At the risk of being a nit-picker could I just mention that in using a hole-cutter the drill bit is meant to protrude beyond the saw tooth cutter by few millimetres only. If there was something behind the piece you were removing then the drill would go into that as well which might cause problems.


----------



## exmusso (Jun 18, 2006)

*Gaslow Fitting*

Hi Wilse,

Excellent post.

I did the same thing last year and scariest bit was drilling 70mm hole.

Took a damn good "coat of looking at" before finally deciding where to drill.

Worth suggesting a bit of masking tape to prevent drill slipping initially.

Next scariest was first fill which took 21 litres approx.

Worth it all when we went to France, Spain and Portugal over Xmas and New Year.

Never had a problem finding a place to refill but sometimes only managed 5 or 6 litres but at least we knew we could use as much as we wanted without worrying where our next fill would come from.

See thread below for my fitting story.

Cheers,
Alan

http://www.motorhomefacts.com/ftopic-34024.html


----------



## 110319 (Mar 2, 2008)

just what i needed to see, i was looking at second hand LPG tanks on ebay but that is much quicker and easier.


----------



## androidGB (May 26, 2005)

Nicely done, I'm sure this will give others the confidence to do this now


Andrew


----------



## taz (Sep 28, 2005)

Excellent post.
We also fitted ourself but instead of drilling the dreaded hole, we (royal we!!) have the filler mounted inside the gas locker.
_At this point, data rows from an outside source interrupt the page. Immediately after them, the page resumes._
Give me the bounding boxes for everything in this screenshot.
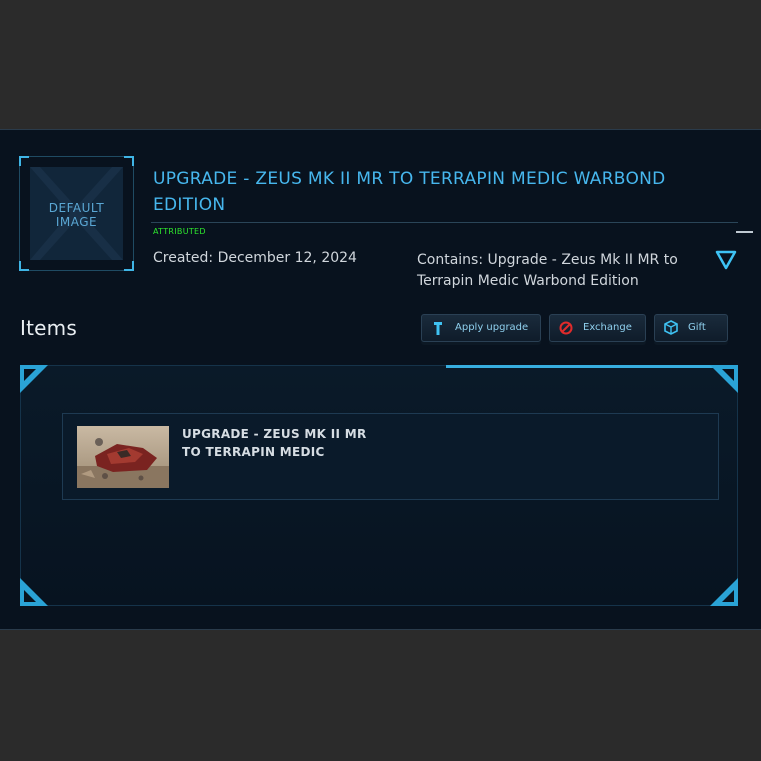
container-corner [710, 578, 738, 606]
apply-upgrade-label: Apply upgrade [455, 322, 529, 333]
list-item[interactable]: UPGRADE - ZEUS MK II MR TO TERRAPIN MEDI… [62, 413, 719, 500]
gift-button[interactable]: Gift [654, 314, 728, 342]
status-badge: ATTRIBUTED [153, 227, 206, 236]
exchange-label: Exchange [583, 322, 632, 333]
gift-label: Gift [688, 322, 706, 333]
pledge-panel: DEFAULT IMAGE UPGRADE - ZEUS MK II MR TO… [0, 129, 761, 630]
ship-thumbnail [77, 426, 169, 488]
items-container: UPGRADE - ZEUS MK II MR TO TERRAPIN MEDI… [20, 365, 738, 606]
container-corner [20, 365, 48, 393]
default-image-line2: IMAGE [55, 215, 98, 229]
expand-triangle-icon[interactable] [714, 248, 738, 272]
item-name: UPGRADE - ZEUS MK II MR TO TERRAPIN MEDI… [182, 427, 367, 459]
frame-corner [19, 261, 29, 271]
default-image-label: DEFAULT IMAGE [30, 201, 123, 229]
exchange-circle-icon [559, 321, 573, 335]
pledge-thumbnail: DEFAULT IMAGE [19, 156, 134, 271]
container-accent-line [446, 365, 714, 368]
container-corner [20, 578, 48, 606]
title-divider [151, 222, 738, 223]
exchange-button[interactable]: Exchange [549, 314, 646, 342]
default-image-placeholder: DEFAULT IMAGE [30, 167, 123, 260]
items-heading: Items [20, 316, 77, 340]
gift-cube-icon [664, 320, 678, 335]
container-corner [710, 365, 738, 393]
frame-corner [19, 156, 29, 166]
apply-upgrade-button[interactable]: Apply upgrade [421, 314, 541, 342]
upgrade-arrow-icon [434, 322, 442, 335]
frame-corner [124, 261, 134, 271]
default-image-line1: DEFAULT [48, 201, 105, 215]
collapse-dash-icon[interactable] [736, 231, 753, 233]
contains-text: Contains: Upgrade - Zeus Mk II MR to Ter… [417, 252, 678, 289]
frame-corner [124, 156, 134, 166]
created-date: Created: December 12, 2024 [153, 250, 357, 266]
pledge-title: UPGRADE - ZEUS MK II MR TO TERRAPIN MEDI… [153, 169, 666, 215]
Will try to take and post a photo tomorrow for others to see.
Sally


----------



## 97587 (Feb 6, 2006)

*gaslow*

Hi Wilse you did it then, nice job and should help others.
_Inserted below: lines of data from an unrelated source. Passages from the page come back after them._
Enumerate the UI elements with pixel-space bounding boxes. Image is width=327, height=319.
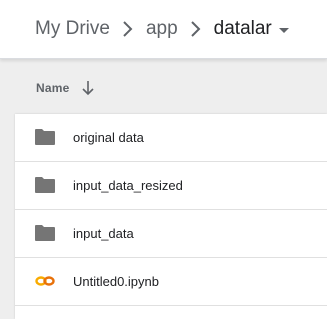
folder-icon bbox=[35, 128, 55, 146]
top-bar: My Drive app datalar bbox=[0, 0, 327, 59]
file-row-folder[interactable]: original data bbox=[15, 114, 327, 162]
colab-icon bbox=[35, 272, 55, 290]
list-header: Name bbox=[0, 59, 327, 114]
breadcrumb: My Drive app datalar bbox=[35, 17, 290, 41]
file-name: original data bbox=[73, 130, 144, 145]
file-name: Untitled0.ipynb bbox=[73, 274, 159, 289]
file-list: original data input_data_resized input_d… bbox=[15, 114, 327, 319]
file-name: input_data_resized bbox=[73, 178, 183, 193]
file-name: input_data bbox=[73, 226, 134, 241]
breadcrumb-my-drive[interactable]: My Drive bbox=[35, 18, 110, 40]
file-row-notebook[interactable]: Untitled0.ipynb bbox=[15, 258, 327, 306]
folder-icon bbox=[35, 176, 55, 194]
breadcrumb-current-folder[interactable]: datalar bbox=[214, 18, 272, 40]
breadcrumb-app[interactable]: app bbox=[146, 18, 178, 40]
chevron-right-icon bbox=[110, 17, 146, 41]
name-column-header[interactable]: Name bbox=[36, 81, 69, 95]
sort-arrow-down-icon[interactable] bbox=[80, 79, 96, 102]
caret-down-icon[interactable] bbox=[278, 19, 290, 41]
file-row-folder[interactable]: input_data_resized bbox=[15, 162, 327, 210]
chevron-right-icon bbox=[178, 17, 214, 41]
file-row-folder[interactable]: input_data bbox=[15, 210, 327, 258]
folder-icon bbox=[35, 224, 55, 242]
It was a doddle wasn't it in the end.

Q. What size gaslow bottle did you put in?

Pete


----------



## Rapide561 (Oct 1, 2005)

*Gaslow fitting*

Hi

Well done with the job. I will be your booking agent!

Excellent pics too.

Russell


----------



## 103618 (Mar 27, 2007)

Hi Wilse

Glad to see you eventually mustered up the corage to do it DIY, hope the advice we gave you helped, I have put a photo of my van which has the filler fitted inside the gas locker. I note the prices you paid which whilst less than list price were still a little higher than the ones we quoted.
overall this is a excellent post and should act to encourage others with DIY skills to do thier own, one final point you need to get your system checked with a sniffer incase of leaks, any car lpg/gas converters should have one and most converters will check your connections for free if you fill up with them

Regards
graham
applecorr


----------



## pippin (Nov 15, 2007)

Wilse - that is virtually identical to the way I fitted mine a couple of weeks ago.

Like you, the really scary bit was making the first incision!


----------